Objectives: To investigate whether: income is associated with IHD in a MIC; and whether neighborhood walkability mediates the income-IHD association.
Methods: This cross-sectional study evaluated 44,589 patients referred for myocardial perfusion imaging (SPECT-MPI). Income and walkability were derived from participants’ residential census tract. Walkability quantitative score combined four variables: street connectivity, residential density, commercial density, and mixed land use. IHD was defined by an abnormal myocardial perfusion during a SPECT-MPI study. We used adjusted mixed effects models to evaluate the association between income level and IHD; and performed a mediation analysis to measure the percentage of the income-IHD association mediated by walkability.

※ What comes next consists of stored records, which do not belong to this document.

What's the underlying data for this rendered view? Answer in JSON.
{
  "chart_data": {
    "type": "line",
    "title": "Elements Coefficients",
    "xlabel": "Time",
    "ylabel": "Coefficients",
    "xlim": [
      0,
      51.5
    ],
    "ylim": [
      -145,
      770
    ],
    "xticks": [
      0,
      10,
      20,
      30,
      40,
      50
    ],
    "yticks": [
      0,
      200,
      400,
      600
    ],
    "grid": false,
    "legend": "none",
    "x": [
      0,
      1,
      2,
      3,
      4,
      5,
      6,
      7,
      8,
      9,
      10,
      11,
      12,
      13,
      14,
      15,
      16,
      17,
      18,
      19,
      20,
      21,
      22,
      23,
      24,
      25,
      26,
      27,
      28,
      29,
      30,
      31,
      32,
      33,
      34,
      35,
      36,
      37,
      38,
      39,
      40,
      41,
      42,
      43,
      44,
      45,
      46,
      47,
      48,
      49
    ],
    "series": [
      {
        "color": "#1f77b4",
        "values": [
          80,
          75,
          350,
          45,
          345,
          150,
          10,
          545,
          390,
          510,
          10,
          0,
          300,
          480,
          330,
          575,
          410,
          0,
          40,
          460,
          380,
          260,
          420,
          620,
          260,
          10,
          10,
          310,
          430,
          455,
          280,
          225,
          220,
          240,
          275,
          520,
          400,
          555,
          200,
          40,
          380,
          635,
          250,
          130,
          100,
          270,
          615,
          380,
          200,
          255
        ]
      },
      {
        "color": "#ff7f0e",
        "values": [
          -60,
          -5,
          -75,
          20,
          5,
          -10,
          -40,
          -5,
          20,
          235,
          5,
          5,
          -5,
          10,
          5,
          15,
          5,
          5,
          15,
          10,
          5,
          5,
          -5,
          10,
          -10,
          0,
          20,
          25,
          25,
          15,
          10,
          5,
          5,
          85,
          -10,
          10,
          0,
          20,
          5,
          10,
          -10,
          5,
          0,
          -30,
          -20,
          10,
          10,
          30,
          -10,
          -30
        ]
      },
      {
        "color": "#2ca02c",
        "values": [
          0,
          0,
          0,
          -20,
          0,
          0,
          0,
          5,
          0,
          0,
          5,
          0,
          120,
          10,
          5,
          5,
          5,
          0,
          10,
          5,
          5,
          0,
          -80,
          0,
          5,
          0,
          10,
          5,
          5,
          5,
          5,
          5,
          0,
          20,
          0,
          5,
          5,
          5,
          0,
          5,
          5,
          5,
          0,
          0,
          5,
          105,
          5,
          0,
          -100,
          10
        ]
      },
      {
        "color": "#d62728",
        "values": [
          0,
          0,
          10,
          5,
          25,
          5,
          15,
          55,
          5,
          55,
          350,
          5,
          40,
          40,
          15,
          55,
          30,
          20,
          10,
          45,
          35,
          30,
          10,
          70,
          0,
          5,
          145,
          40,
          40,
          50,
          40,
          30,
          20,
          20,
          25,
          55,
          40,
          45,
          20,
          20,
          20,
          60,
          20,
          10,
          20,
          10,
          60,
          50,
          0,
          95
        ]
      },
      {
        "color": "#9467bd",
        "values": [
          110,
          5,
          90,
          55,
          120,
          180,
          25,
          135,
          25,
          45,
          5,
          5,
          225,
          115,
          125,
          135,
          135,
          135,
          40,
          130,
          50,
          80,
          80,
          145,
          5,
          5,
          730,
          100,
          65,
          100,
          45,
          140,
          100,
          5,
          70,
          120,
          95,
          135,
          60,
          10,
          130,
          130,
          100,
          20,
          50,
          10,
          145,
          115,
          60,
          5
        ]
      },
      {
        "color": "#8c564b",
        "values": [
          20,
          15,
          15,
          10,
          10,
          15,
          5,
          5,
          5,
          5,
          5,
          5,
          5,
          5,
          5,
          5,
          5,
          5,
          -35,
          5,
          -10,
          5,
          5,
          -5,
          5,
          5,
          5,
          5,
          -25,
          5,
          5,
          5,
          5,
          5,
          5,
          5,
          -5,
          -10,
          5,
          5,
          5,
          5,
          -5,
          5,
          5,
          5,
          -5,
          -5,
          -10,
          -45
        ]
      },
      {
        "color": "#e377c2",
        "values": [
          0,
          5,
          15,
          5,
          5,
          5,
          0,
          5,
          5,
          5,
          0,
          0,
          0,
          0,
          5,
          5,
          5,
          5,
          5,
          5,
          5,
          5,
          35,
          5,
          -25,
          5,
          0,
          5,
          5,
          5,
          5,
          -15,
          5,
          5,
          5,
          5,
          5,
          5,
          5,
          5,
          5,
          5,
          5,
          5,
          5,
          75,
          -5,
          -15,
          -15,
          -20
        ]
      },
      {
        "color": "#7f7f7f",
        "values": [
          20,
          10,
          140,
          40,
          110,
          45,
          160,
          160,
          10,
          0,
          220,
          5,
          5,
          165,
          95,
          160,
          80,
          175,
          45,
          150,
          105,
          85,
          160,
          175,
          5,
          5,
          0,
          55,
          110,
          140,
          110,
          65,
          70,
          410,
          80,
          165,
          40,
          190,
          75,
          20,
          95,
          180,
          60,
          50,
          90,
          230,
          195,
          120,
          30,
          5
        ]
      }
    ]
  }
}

Results: From 26,415 participants, those living in the lowest income tertile census tract were more physically inactive (79.1 vs 75.8 vs 72.7%) when compared to higher income census tracts (p<0.001). Income was associated with IHD (OR 0.90 [95%CI 0.87 – 0.94] for each US$ 1,000.00 increase in income). Census tracts with higher income were associated with better walkability (p <0.001), however, walkability did not mediate the income-IHD association (percent mediated = -0.3%).
Conclusions: Income was independently associated with higher prevalence of IHD in a MIC. Although walkability was associated with census tract income, it did not mediate the income-IHD association.